For Chicago's James Wood the damage comes down to a confusion between aesthetic and material value. "When a work of art passes through our doors, it should leave the world of economics," says Wood. "Walking through a great museum is not going to give you a profile that reflects the auction market. You have to educate people to grasp that the money paid for a work of art is utterly secondary to its lasting value, its ability to make them respond to it."

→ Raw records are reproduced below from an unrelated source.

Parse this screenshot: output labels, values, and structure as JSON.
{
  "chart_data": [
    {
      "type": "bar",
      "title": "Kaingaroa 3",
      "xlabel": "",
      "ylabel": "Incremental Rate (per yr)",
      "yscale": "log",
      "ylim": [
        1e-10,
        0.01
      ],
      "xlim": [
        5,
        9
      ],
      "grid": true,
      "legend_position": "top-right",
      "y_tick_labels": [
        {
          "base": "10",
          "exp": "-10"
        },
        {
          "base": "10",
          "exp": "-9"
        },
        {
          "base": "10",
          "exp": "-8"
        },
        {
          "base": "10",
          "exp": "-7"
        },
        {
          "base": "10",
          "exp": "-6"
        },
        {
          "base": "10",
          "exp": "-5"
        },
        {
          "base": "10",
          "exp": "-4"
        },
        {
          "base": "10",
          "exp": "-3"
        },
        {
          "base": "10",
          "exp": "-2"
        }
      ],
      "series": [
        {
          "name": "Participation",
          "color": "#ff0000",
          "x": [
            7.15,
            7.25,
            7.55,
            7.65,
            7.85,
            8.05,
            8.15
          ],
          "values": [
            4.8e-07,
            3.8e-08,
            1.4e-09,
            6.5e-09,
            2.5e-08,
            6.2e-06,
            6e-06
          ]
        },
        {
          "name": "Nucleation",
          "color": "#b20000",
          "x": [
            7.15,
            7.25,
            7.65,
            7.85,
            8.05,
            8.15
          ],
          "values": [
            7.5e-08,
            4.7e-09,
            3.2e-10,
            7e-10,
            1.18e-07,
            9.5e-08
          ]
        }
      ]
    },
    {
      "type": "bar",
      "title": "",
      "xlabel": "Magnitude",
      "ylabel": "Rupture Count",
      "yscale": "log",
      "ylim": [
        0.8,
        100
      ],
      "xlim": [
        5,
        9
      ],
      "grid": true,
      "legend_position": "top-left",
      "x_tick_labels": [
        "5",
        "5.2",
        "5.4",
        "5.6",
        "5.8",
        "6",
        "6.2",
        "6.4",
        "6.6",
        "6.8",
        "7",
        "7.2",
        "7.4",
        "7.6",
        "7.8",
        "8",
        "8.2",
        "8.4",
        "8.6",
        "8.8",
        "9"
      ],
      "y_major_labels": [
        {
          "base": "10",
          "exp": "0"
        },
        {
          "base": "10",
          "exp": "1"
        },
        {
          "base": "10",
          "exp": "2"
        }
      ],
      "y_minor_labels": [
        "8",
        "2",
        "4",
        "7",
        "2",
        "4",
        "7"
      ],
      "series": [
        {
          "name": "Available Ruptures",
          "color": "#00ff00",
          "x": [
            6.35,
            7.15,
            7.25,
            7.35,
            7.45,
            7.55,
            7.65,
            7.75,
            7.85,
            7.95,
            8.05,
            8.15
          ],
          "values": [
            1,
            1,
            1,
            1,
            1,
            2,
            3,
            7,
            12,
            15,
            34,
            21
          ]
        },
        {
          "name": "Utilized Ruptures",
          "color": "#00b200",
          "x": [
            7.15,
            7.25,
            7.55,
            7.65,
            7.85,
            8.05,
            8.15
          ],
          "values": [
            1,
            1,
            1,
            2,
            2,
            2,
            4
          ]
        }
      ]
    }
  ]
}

The problem is that although art has always been a commodity, it loses its inherent value when it is treated only as such. To lock it into a market circus is to lock people out of contemplating it. This inexorable process tends to collapse the nuances of meaning and visual experience under the brute weight of price. It is not a compliment to the work. If there were only one copy of each book in the world, fought over by multimillionaires and investment trusts, what would happen to one's sense of literature -- the tissue of its meanings that sustain a common discourse? What strip mining is to nature, the art market has become to culture.